TIF 101

“TIF” means “Tax Increment Financing”. A “TIF” is a tool to raise money to pay for civic improvements by “redeveloping” underutilized, underdeveloped property. The TIF area is defined by the city. The TIF increases the property value by changing the type of structures and ownership of the structures that are built on the land – or, in legal terms, changing the “use of the land”.

Currently the municipal parking lots and former Public Works building pay no taxes. If structures are built upon those vacant parcels they will become new tax payers. Their entire taxes, called an increment, will go into the TIF “pot”. Funds from this “pot” can only go for improvements within that TIF area.

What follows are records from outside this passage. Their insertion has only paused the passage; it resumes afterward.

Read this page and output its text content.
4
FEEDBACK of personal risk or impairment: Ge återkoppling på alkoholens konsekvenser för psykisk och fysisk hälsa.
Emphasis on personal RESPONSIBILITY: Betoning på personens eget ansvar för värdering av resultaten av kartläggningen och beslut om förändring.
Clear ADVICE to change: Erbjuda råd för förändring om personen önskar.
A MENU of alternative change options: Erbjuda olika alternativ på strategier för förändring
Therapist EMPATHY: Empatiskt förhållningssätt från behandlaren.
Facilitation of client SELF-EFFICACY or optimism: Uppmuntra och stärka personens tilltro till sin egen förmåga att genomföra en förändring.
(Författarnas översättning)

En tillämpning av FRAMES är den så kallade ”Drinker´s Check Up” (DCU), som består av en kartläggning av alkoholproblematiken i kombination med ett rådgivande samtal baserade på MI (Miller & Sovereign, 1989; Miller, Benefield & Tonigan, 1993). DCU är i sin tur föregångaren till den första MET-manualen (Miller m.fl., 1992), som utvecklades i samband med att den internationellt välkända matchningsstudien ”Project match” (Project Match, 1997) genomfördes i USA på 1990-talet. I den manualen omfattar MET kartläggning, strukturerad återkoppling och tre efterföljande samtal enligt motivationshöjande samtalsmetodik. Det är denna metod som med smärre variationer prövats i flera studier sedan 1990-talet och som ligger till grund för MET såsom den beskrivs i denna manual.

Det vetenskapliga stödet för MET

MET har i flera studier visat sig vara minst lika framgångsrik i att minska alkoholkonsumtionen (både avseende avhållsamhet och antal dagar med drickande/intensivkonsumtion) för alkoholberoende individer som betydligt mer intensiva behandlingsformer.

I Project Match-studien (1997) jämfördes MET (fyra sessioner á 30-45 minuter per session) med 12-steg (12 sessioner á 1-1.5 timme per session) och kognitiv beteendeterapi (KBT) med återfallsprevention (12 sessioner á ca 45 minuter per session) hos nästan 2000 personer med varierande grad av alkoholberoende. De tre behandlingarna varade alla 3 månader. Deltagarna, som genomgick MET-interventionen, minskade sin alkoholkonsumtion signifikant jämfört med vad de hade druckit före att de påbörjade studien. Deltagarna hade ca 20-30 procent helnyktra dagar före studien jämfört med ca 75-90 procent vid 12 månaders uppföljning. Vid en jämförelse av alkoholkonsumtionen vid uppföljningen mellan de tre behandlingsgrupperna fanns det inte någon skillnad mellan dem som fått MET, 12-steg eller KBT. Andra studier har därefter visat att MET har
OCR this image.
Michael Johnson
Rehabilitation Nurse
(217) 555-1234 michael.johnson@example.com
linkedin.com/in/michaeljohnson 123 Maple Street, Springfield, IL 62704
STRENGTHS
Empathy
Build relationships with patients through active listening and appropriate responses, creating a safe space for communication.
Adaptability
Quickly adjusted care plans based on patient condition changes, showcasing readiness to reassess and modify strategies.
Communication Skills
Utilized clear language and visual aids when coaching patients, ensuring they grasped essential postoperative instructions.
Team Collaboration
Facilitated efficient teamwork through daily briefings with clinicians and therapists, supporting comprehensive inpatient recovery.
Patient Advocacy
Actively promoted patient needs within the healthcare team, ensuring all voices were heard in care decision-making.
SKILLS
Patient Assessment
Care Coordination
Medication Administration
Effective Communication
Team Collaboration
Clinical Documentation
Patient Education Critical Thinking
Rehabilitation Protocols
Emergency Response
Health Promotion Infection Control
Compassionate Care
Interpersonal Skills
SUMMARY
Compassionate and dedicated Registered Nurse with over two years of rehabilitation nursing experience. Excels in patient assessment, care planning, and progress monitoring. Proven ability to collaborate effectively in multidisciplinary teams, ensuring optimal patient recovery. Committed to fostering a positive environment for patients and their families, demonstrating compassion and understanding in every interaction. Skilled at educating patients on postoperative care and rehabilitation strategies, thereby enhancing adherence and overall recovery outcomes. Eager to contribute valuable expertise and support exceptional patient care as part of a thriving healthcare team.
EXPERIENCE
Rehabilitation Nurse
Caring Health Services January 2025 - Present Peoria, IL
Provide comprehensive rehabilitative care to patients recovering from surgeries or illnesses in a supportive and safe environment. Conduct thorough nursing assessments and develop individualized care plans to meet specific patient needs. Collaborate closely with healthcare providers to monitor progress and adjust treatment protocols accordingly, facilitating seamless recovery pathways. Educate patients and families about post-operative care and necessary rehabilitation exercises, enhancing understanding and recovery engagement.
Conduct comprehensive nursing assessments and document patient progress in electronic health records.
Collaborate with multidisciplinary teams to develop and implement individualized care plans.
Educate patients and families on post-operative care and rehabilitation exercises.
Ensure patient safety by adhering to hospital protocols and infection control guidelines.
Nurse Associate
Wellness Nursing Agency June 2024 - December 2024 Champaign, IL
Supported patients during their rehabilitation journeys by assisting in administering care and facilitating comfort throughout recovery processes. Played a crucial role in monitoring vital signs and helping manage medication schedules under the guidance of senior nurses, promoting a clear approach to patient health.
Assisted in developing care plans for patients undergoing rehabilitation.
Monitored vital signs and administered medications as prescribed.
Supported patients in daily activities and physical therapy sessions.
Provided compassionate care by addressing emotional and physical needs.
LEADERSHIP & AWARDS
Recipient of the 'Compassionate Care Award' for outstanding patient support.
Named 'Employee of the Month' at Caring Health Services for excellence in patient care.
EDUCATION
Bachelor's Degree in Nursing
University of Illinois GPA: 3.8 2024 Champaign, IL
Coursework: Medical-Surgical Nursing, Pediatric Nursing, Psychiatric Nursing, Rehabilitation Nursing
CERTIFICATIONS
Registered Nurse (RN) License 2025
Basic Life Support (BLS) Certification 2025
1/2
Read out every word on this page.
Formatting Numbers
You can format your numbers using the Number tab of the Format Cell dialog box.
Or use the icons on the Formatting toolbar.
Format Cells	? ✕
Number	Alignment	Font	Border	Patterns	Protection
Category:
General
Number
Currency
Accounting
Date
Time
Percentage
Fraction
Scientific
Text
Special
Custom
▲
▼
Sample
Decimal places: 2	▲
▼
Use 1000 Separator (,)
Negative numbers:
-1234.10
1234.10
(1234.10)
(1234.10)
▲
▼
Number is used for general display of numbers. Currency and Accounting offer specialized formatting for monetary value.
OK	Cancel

Those newly realized real estate taxes will pay for bonds to be issued to pay for both the underground parking and the performing arts center. When the bonds for the underground parking and performance center have been paid off, the TIF District will “expire” as it ceases to exist and the enhanced taxes based on the improved land values will revert back to the normal taxing bodies as will any remaining funds in the “pot” that are unexpended for district improvements. Current taxpayers will not have to pay for the underground garage nor the performing arts center.

The future value of the property is dependent upon what the City of Naperville decides to build on the property. Private uses, instead of public uses, generate property taxes. The increase in property taxes is directly proportional to the type of structures and the density of the structures.

If a homeowner in the TIF district currently pays $7,500 in real estate taxes, that $7,500 continues to be paid to the various taxing bodies for the entire term of the TIF. That $7,500 every year will always go to the normal taxing bodies. If the next year your taxes are $8,000, then $500 goes into the TIF pot. The next year if your taxes are $9,000, then $1,500 goes into the TIF pot, etc. These tax increases would not be because of the OMNIA project.  Rather, they would be the normal increases based on your home’s assessed value. A homeowner pays the same real estate taxes whether within a TIF or not.

Cantera was funded by a TIF approved by the City of Warrenville. One of the taxing districts that overlapped it was Naperville’s School District 203. School District 203 is now receiving additional funding from this successful TIF because of the enhanced tax base created at Cantera.